Żądali 20 tysięcy funtów okupu. Wpadli w zasadzkę w Strzyżowie

Jeden z porywaczy został tymczasowo aresztowany
Jeden z porywaczy został tymczasowo aresztowany
Źródło: Podkarpacka policja
Trzech zamaskowanych mężczyzn porwało 41-latka ze Strzyżowa. Wywieźli go do lasu i zażądali, by przekazał im 20 tys. funtów. Grozili przy tym, że zabiją jego i jego najbliższych, jeśli nie zastosuje się do polecenia. 41-latek zgodził się na wpłacenie okupu. Jednak, kiedy wrócił do domu, natychmiast zawiadomił o sprawie policję. Ta przygotowała zasadzkę, w którą wpadli porywacze.

Trzech nieznajomych weszło do domu 41-latka podając się za policjantów. - Zażądali, by pojechał z nimi do komendy. Potem założyli mu na ręce kajdanki i umieścili w samochodzie – relacjonuje Marta Tabasz-Rygiel, rzecznik prasowy podkarpackiej policji.

Jednak zamiast na komendę policji mężczyźni wywieźli skutego mężczyznę do pobliskiego lasu. Tam wyjawili prawdziwy cel swojej wizyty.
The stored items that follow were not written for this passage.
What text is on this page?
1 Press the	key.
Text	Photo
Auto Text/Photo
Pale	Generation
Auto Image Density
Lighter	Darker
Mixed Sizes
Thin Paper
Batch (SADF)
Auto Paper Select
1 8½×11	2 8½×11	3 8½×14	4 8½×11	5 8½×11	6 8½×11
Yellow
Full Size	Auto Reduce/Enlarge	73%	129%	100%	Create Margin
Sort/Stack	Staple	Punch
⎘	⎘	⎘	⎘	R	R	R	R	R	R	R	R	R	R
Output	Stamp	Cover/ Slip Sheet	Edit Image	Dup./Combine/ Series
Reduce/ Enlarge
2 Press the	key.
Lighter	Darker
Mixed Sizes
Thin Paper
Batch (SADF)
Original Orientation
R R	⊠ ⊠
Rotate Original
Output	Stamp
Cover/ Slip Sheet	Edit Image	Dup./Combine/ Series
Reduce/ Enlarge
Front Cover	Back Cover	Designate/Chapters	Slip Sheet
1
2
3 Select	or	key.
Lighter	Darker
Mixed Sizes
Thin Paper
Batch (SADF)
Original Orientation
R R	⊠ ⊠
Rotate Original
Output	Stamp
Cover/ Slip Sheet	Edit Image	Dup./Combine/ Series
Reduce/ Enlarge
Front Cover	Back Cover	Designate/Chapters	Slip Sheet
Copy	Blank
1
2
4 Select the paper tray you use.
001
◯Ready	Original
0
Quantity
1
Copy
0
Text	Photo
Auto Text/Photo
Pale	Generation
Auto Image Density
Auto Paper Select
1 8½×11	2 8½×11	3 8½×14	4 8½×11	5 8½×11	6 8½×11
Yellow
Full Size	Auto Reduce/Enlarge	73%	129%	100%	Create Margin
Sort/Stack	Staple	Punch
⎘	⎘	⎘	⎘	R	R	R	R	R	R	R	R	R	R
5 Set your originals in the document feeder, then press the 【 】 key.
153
- Zażądali sporej kwoty pieniędzy. Grozili mężczyźnie pozbawieniem życia, straszyli, że zrobią krzywdę jego najbliższym – tłumaczy rzeczniczka. Początkowo porywacze żądali 70 tys. złotych. Ostatecznie zgodzili się na okup w obcej walucie i ustalili jego wysokość na 20 tys. funtów. 41-latek zobowiązał się, że następnego dnia przekażę napastnikom wyznaczoną kwotę. Tamci wskazali miejsce, w które powinien przynieść pieniądze.

Policyjna obława

Napastnicy wypuścili strzyżowianina do domu. Mężczyzna natychmiast zawiadomił o zdarzeniu policję. – Funkcjonariusze zbierali informacje, które mogły pomóc w ustaleniu tożsamości sprawców, analizowali je. Jednocześnie, wraz z policjantami z komendy wojewódzkiej przygotowali na przestępców zasadzkę – informuje Tabasz-Rygiel.

Następnego dnia 41-latek zgodnie z poleceniem porywaczy pojechał w umówione miejsce. Przesyłkę z gotówką próbował odebrać od niego nieznany mu mężczyzna, który natychmiast został zatrzymany przez policjantów.

- W tym samym czasie, w pobliżu miejsca, gdzie miało nastąpić przekazanie pieniędzy, funkcjonariusze dostrzegli odjeżdżający z dużą prędkością samochód osobowy. Policjanci ruszyli za nim w pościg – jak dodaje rzeczniczka podkarpackiej policji, pojazd został zatrzymany dzięki ustawionym wcześniej na drodze blokadom. W samochodzie znajdowało się kolejnych trzech mężczyzn.

Grozi im do 10 lat więzienia

Zebrane dowody pozwoliły na postawienie zarzutów trzem z czterech zatrzymanych. Przesłuchany został też mężczyznę, który usiłował odebrać od pokrzywdzonego mężczyzny okup.

- Dwóch 30-latków oraz ich 46-letni towarzysz odpowiedzą za pozbawienie wolności człowieka oraz za usiłowanie wyłudzenia rozbójniczego. Grozi im za to do 10 lat więzienia – tłumaczy Tabasz-Rygiel.

Jeden z 30-latków został tymczasowo aresztowany. Pozostali podejrzani zostali objęci policyjnym dozorem i zakazem opuszczania kraju.